Als Begleiter unternehmerischer Menschen habe ich es in Strategieklausuren, aber auch in Einzelcoachings immer wieder erlebt, dass eigentlich sehr erfolgreiche Menschen den eigenen Kurs verloren hatten. Im persönlichen Gespräch räumen viele weibliche oder männliche Gründer, Mittelständler, Freiberufler wie auch angestellte Führungskräfte ein, dass der eigene Erfolg im Laufe der Jahre den Misserfolg vorbereiten kann. Als Organisationsberater und Coach habe ich zahlreiche Menschen in Unternehmen erlebt, deren Projekte sich entwickelten und deren Unternehmen zunächst schnell wuchsen, die als Menschen aber immer risikoscheuer oder sozial problematischer wurden. Die Veränderungen im persönlichen Verhalten wirken sich auf das Betriebsklima, auf die Innovationsfähigkeit und letztlich auf den Geschäftserfolg negativ aus. Als wesentliche Ursachen erkenne ich mangelnde Bereitschaft und auch Unfähigkeit, sich – im Sinne einer gelingenden Selbstführung – immer wieder kritisch selbst in Frage zu stellen. Häufig handelt es sich um eine Art Erstarrung, es fehlt die Weiterentwicklung und Vitalisierung der eigenen Zukunftsbilder oder Visionen.

Visionen flexibel halten

Visionen sind Zukunftsbilder. Oder, genauer definiert:
„Vision“ bezeichnet ein starkes, prägnantes und wünschenswertes Zukunftsbild, das erreichbar und gleichzeitig herausfordernd ist.
Auch anerkannte Fachautoren betonen den Stellenwert klarer Zukunftsbilder, so zum Beispiel Stephen Covey, der Vision als „das Vermögen, über unsere gegenwärtige Realität hinauszublicken, etwas noch nicht existierendes zu erfinden und zu schaffen, jemand zu werden, der wir noch nicht sind“ umschreibt. Der amerikanische Organisationsentwickler Peter Senge betont, dass Vision die eigene Berufung meint und nicht nur eine gute Idee. Die persönliche Vision ist nicht statisch, wie Senge betont: „Man muss seine wahren Ziele, seine eigenen Visionen in einem kontinuierlichen Prozess klären und immer wieder neu klären.“

Wenn ich weiß, wohin ich will und was mich antreibt, dann bin ich weniger anfällig für Ablenkungen, kann mich leichter fokussieren. Allerdings hat eine starre Zielperspektive auch Nachteile. In unserer schnelllebigen Zeit genügt es allerdings nicht, „die“ Idee oder Vision zu finden und dann über Jahre zu verfolgen. Viele Gründer und Mittelständler bestätigen, dass die persönliche Vision immer wieder einer kritischen Überprüfung unterzogen und weiterentwickelt werden muss. Klare Zukunftsbilder sind folglich noch lange kein Garant für langfristigen Erfolg, im Gegenteil: viele Projekte scheitern daran, dass stur an einmal gesetzten Zielvorstellungen festgehalten wird und es an Flexibilität mangelt. Gefahren sind dabei vor allem die Vernachlässigung unternehmerischer Gelegenheiten und das Übersehen von Veränderungen im Markt. Ebenso problematisch für den unternehmerischen Menschen kann es sein, wenn dieser durch vermeintliche oder tatsächliche Erfolge vereinsamt, sich verhärtet und letztlich aus allen sozialen Gefügen herausfällt.

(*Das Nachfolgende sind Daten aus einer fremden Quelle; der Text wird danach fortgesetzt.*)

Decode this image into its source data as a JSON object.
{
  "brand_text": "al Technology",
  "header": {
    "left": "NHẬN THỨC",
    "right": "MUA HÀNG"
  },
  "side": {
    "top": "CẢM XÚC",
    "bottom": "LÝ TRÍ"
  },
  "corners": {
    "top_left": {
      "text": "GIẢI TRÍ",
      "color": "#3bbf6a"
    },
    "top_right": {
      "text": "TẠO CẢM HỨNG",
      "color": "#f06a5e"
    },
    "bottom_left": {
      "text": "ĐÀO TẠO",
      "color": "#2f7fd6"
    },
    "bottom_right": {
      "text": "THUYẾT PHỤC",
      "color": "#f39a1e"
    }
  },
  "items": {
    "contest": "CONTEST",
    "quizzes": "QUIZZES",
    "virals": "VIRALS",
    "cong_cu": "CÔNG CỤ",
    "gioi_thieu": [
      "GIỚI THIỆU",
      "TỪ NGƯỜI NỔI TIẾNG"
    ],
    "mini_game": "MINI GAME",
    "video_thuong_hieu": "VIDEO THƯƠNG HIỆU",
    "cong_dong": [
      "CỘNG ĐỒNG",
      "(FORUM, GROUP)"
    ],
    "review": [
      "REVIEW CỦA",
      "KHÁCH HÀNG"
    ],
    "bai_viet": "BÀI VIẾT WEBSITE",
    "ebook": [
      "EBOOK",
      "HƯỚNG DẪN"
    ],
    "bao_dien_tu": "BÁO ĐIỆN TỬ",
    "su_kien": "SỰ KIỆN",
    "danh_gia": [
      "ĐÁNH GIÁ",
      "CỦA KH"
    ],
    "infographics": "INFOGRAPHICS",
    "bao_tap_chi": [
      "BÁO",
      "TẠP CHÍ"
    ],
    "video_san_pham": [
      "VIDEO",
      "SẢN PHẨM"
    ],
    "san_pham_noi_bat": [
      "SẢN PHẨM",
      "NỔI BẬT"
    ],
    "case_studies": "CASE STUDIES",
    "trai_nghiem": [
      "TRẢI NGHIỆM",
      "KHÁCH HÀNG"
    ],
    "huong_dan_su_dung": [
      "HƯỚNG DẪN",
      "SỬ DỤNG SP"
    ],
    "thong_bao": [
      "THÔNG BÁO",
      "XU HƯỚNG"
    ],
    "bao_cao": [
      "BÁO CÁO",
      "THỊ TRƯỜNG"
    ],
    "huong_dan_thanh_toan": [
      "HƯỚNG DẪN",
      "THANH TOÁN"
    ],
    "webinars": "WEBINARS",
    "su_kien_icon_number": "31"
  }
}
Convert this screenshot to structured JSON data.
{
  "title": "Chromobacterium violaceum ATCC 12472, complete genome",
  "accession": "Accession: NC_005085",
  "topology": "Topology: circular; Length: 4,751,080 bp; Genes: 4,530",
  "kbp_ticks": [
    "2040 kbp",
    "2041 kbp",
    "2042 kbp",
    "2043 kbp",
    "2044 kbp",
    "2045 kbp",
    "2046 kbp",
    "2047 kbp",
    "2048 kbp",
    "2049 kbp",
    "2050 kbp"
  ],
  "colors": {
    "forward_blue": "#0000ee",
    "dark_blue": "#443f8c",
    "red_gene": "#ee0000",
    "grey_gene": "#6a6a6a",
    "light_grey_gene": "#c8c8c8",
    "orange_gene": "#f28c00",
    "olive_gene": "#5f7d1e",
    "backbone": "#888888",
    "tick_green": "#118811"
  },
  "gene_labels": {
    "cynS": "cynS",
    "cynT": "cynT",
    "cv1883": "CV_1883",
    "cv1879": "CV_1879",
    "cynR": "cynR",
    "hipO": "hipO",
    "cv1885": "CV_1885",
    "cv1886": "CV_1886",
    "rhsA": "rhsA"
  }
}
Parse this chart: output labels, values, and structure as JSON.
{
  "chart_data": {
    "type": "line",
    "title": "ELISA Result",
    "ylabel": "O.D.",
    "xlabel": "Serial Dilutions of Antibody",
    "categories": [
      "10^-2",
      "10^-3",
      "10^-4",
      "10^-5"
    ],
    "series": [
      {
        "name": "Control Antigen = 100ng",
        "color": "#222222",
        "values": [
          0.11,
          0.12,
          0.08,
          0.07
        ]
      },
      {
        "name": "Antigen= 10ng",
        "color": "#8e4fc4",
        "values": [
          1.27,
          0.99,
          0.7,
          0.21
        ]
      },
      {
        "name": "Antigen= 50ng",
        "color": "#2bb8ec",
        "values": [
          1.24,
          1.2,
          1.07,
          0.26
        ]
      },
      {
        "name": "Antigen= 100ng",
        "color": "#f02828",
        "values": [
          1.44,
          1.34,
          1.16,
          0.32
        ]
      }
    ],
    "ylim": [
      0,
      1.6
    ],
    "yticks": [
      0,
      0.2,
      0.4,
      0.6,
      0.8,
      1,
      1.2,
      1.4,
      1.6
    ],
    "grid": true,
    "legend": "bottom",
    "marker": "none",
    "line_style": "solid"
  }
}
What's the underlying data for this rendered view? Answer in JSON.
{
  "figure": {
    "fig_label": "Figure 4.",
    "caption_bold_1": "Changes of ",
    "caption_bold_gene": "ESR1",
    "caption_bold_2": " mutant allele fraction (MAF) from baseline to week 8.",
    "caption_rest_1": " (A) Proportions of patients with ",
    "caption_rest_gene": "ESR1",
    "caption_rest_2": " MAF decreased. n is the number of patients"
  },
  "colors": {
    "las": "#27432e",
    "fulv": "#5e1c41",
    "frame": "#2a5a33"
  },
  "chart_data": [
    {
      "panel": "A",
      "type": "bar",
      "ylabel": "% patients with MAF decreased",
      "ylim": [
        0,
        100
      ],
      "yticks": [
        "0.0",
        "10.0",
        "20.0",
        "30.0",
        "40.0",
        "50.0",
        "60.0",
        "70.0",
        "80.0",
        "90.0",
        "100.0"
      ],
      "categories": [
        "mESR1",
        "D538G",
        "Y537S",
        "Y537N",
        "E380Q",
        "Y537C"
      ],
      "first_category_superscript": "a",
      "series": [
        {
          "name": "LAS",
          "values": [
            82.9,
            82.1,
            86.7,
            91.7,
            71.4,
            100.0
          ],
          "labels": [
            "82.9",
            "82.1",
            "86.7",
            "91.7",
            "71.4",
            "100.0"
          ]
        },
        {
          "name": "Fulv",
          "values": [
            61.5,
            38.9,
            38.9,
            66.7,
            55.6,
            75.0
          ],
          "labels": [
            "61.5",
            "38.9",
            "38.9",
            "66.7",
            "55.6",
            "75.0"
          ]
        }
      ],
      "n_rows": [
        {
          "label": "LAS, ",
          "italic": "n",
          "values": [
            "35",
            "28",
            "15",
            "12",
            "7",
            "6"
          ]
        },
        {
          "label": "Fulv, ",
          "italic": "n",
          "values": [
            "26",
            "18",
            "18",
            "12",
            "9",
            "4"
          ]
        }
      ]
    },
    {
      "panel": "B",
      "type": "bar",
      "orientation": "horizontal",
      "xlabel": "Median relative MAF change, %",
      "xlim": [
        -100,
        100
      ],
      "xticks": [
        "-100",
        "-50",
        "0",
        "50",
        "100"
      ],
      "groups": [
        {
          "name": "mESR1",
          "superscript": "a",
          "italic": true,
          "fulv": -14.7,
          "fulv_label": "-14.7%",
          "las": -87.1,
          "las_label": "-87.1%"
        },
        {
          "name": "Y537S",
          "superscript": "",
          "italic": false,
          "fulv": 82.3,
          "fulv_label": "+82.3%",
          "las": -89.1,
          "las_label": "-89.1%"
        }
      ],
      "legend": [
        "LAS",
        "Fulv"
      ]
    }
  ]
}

Fallbeispiele Dittmann, Maurer, Qani

Beim ersten Leadership Development Congress im September 2014 hatten wir den Skateboardpionier Titus Dittmann als ersten Keyspeaker zu Gast. Er hat uns tatsächlich „gerockt“ und vordergründige Bilder  eines erfolgreichen Unternehmers auf den Kopf gestellt. Für Titus ist es eine zentrale Erkenntnis, dass man sich nur treu bleibt, wenn man sich in Frage stellt und weiterentwickelt. Dittmann, eigentlich Lehrer, erkannte für sich, dass in diesem Beruf keine Erfüllung für ihn liegen würde. Mit dem Import von Skateboards aus den USA fand er seine Nische. Er startete mit dem eigenen Wohnzimmer als Verkaufsraum, baute sukzessiv eine Firmengruppe auf und hatte grandiosen Erfolg. Ein geplanter Börsengang scheiterte, auch aufgrund falscher Führungskräfteauswahl – sein eigener Fehler. In der Folge führte er seine Unternehmen durch eine schmerzliche Krise und sah sich selbst mit Existenzangst konfrontiert. Für ihn war der Lösungsweg durch eine Besinnung auf seine eigenen Werte, den Rückhalt der Familie und die radikale Neuausrichtung der Firmen gekennzeichnet. Die Firmen konnten neu aufgestellt und der persönliche Ruin verhindert werden. Titus Dittmann hatte zwischenzeitlich die Regie an seinen Sohn gegeben – in der Krise wurde er selbst wieder zum Regisseur des eigenen Lebens und widmet sich seiner Stiftung skate-aid.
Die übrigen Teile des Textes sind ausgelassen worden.